Even if you don't like touchscreen keyboards, you will probably like the Windows Phone keyboard. It learns the pattern of your typing and uses that with a huge dictionary to predict what letter you're likely to type next.
As well as offering a list of predicted words above the keyboard it also invisibly changes the size of the keys so the keys you're likely to hit are actually bigger.
The new 'word flow' autocorrect is a nice touch that doesn't only offer typing corrections but predicts the next word you're likely to tap; for phrases you use a lot, this means you can type a sentence by just selecting words from the prediction list.
If you don't like the keyboard, well then it's tough. Microsoft, much like Apple is unwilling to allow app developers to offer alternatives, so you're stuck with the stock Windows Phone 8 effort - it could be a lot worse.
Being able to type well makes the built-in Office apps more useful and these have new features to catch up with the Office Web apps and the SkyDrive integration in Office 2013.
Files on SkyDrive or documents you've opened from email attachments now show up in a list rather than as tiles (which was colourful but made it hard to read longer file names). Even more useful, you can search inside documents, not just by the file name.
Open a document you last looked at in Word or Excel 2013 and the cursor will be where you were last editing the document. Word also has a full-screen reading view.

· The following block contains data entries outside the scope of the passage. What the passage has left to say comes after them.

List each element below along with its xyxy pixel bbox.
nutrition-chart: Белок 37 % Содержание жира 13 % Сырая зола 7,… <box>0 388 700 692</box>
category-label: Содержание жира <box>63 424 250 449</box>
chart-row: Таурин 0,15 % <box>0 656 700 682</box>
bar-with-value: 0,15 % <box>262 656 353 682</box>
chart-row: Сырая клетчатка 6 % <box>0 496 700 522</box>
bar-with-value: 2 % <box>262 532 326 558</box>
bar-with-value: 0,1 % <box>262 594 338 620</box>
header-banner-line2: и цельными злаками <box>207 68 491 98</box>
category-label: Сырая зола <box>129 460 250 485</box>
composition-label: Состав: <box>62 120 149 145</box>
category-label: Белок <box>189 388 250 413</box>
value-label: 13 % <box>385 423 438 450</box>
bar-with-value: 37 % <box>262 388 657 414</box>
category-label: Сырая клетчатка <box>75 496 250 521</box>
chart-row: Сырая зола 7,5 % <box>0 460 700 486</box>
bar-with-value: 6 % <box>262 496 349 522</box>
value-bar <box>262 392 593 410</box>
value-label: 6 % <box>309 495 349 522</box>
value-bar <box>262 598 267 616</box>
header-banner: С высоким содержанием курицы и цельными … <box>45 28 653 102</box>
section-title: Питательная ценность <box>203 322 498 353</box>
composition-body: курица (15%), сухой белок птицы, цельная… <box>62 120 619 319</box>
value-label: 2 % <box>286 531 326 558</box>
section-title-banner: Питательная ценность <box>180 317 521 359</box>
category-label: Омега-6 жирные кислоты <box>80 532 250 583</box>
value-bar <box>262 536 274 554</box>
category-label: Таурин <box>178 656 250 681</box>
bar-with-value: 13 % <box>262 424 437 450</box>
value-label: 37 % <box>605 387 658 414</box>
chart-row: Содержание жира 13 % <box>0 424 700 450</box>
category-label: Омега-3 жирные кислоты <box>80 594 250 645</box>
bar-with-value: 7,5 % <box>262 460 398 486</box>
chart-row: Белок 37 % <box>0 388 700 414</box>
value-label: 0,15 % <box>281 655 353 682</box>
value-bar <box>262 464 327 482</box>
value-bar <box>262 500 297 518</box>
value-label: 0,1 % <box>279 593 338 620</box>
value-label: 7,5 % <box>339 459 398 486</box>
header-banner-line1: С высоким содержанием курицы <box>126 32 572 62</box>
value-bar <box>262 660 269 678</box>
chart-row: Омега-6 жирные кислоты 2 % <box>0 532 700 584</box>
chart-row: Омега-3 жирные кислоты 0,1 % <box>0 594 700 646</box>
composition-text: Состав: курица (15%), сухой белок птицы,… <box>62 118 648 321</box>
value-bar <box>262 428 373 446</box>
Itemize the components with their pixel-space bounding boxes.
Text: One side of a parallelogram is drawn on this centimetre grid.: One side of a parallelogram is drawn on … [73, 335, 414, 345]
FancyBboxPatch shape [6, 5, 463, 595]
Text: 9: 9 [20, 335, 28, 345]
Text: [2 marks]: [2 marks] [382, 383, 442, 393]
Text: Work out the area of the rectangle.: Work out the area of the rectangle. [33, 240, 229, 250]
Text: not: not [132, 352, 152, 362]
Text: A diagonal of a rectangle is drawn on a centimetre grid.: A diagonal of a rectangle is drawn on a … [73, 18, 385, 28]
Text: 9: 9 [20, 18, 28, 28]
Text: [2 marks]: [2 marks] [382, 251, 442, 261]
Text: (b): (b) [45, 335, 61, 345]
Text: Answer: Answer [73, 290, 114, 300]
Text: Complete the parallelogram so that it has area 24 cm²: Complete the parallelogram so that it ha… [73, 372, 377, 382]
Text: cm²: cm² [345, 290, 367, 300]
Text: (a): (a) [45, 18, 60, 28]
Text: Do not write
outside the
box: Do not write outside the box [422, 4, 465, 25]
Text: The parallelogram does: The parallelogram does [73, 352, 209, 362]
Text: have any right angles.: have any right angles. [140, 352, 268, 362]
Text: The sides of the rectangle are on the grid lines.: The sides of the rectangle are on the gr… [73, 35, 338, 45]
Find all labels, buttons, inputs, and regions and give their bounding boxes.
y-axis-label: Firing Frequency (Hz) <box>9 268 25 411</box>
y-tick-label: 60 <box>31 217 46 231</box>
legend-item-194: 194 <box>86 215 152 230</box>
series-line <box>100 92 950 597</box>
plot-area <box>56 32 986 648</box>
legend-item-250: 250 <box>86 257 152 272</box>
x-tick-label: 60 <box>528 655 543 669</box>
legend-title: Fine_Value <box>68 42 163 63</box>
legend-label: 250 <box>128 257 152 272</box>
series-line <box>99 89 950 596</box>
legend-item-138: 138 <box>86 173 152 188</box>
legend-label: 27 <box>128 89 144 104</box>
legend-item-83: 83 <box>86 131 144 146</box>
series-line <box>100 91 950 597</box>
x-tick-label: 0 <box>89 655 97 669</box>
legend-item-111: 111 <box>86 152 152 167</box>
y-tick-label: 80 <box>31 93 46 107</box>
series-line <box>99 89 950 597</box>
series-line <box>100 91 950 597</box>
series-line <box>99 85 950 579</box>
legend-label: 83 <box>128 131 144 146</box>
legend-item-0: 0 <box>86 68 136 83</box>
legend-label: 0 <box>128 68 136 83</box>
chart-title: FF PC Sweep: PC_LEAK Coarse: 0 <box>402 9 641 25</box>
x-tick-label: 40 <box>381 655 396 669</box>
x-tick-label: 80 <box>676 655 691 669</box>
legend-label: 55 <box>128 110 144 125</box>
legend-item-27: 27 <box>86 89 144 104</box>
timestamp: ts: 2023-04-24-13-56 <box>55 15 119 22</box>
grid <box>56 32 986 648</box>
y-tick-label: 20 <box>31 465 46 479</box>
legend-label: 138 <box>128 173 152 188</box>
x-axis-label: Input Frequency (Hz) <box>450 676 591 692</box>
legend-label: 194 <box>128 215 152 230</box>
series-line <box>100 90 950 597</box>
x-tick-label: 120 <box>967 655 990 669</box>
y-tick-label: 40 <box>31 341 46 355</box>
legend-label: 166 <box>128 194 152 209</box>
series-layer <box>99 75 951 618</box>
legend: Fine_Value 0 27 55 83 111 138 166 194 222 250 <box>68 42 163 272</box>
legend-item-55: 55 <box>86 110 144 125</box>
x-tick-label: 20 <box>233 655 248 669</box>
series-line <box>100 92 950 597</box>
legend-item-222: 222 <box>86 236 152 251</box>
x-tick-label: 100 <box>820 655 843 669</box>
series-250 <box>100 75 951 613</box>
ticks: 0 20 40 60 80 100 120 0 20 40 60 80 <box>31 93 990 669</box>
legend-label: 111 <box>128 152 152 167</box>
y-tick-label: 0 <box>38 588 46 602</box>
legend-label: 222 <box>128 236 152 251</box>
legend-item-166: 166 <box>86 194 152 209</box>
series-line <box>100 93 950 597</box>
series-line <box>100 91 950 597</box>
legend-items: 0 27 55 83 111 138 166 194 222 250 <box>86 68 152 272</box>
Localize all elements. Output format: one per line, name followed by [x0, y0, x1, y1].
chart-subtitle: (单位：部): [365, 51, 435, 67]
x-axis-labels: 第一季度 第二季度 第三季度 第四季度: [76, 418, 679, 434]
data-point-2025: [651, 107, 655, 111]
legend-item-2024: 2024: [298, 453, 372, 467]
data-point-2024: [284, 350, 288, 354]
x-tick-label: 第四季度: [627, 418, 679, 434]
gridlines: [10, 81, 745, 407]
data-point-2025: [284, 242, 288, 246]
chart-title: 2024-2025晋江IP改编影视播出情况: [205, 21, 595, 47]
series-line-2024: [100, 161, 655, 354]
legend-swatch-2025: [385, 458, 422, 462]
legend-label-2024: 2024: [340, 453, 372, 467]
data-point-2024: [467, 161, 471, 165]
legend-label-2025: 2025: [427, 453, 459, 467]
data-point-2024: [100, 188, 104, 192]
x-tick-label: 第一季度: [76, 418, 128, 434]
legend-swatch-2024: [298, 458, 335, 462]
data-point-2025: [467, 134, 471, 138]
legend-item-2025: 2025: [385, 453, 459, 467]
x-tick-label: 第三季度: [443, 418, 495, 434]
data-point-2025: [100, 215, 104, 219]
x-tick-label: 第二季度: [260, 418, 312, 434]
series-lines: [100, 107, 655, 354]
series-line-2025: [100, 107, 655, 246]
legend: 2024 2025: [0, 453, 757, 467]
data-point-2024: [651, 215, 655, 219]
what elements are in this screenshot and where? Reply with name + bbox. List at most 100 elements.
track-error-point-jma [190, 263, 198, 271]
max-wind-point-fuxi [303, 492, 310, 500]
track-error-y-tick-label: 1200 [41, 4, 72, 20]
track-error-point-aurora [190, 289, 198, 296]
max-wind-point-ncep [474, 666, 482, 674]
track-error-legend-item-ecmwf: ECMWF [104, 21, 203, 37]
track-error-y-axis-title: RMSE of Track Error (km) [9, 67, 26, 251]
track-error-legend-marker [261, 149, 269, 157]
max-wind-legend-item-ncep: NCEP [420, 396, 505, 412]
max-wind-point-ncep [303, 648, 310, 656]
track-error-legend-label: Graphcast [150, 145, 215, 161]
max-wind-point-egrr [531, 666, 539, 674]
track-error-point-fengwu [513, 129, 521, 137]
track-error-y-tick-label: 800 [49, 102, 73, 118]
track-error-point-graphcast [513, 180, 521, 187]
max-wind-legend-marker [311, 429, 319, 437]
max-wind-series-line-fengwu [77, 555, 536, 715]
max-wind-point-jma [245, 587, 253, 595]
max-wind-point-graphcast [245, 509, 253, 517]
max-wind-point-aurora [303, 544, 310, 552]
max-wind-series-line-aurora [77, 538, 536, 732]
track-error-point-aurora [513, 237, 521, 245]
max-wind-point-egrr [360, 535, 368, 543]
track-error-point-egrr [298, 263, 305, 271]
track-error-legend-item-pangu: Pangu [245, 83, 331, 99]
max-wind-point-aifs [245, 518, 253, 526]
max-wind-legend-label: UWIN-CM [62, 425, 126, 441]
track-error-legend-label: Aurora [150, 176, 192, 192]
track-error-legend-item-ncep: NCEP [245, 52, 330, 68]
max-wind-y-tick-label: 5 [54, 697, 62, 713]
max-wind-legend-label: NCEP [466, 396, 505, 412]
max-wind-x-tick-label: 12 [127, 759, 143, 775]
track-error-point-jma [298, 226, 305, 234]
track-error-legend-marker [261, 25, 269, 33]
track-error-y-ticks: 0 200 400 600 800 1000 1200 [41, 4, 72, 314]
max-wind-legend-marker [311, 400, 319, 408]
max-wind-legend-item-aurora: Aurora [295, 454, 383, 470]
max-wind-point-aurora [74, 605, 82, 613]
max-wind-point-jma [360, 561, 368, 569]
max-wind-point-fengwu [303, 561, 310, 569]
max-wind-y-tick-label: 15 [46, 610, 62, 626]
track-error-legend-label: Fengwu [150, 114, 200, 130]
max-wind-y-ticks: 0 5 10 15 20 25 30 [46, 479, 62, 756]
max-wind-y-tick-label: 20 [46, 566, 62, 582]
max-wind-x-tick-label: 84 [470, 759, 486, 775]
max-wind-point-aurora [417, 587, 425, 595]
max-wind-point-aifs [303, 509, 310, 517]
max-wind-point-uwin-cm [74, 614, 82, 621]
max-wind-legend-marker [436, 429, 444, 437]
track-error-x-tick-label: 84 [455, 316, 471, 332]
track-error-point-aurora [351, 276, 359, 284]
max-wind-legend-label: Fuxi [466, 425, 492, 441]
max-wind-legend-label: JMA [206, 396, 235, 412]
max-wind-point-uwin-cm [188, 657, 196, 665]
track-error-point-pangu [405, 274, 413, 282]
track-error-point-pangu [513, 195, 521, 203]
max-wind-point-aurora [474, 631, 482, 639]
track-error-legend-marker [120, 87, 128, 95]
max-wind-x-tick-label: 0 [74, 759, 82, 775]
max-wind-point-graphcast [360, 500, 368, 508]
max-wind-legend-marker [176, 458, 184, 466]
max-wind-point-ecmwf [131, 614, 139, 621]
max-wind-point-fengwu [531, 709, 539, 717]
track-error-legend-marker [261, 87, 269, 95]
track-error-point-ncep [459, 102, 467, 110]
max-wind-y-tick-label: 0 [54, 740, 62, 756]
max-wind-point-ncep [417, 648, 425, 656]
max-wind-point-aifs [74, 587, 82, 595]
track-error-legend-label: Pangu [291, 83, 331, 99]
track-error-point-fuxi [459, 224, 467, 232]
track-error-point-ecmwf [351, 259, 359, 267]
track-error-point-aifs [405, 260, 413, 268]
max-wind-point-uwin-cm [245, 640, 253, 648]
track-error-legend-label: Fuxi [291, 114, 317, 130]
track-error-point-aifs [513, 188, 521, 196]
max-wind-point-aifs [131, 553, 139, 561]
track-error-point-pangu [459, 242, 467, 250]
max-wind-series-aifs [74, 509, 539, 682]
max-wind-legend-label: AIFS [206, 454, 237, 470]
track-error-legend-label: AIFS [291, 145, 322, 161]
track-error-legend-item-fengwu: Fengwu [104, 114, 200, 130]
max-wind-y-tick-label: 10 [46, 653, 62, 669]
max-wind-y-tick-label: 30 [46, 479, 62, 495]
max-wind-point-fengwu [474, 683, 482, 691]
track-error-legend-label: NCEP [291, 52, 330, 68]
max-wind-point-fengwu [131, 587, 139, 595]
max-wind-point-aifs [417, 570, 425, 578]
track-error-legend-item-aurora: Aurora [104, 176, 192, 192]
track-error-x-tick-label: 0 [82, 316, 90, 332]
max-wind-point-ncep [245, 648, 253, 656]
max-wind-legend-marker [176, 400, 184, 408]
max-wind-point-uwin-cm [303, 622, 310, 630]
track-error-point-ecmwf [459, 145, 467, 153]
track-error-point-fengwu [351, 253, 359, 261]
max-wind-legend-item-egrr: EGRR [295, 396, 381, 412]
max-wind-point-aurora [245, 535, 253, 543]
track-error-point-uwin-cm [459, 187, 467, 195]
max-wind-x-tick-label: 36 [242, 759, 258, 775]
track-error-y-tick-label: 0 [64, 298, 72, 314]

PowerPoint has better rendering and animations and shows your speaker notes; Excel shows charts and has a 'sticky' pane to let you read cells with lots of text in.
OneNote has been promoted to a separate app and it automatically opens the last note you were working with. You can even view ink notes that you've written on a tablet.
If you don't want to write your note with the keyboard, press and hold the Start button to open the voice recognition screen and dictate it.
Say 'note' as the first word and the phone puts what it understands you saying into a new OneNote, with a recording of what you said in case it gets it wrong.
In our tests, this was spot on for almost everything, even names.
You can still search, open applications and send text messages by talking to the phone and you can now dictate emails as well, or control apps that have been written to support voice.
How much you use this will depend on how comfortable you are talking to your phone and whether you're somewhere quiet, but it worked very reliably and accurately in our tests.
Other apps like Audible and Urban Spoon haven't implemented voice control quite as well, but we did test beta versions of those apps so we expect them to improve.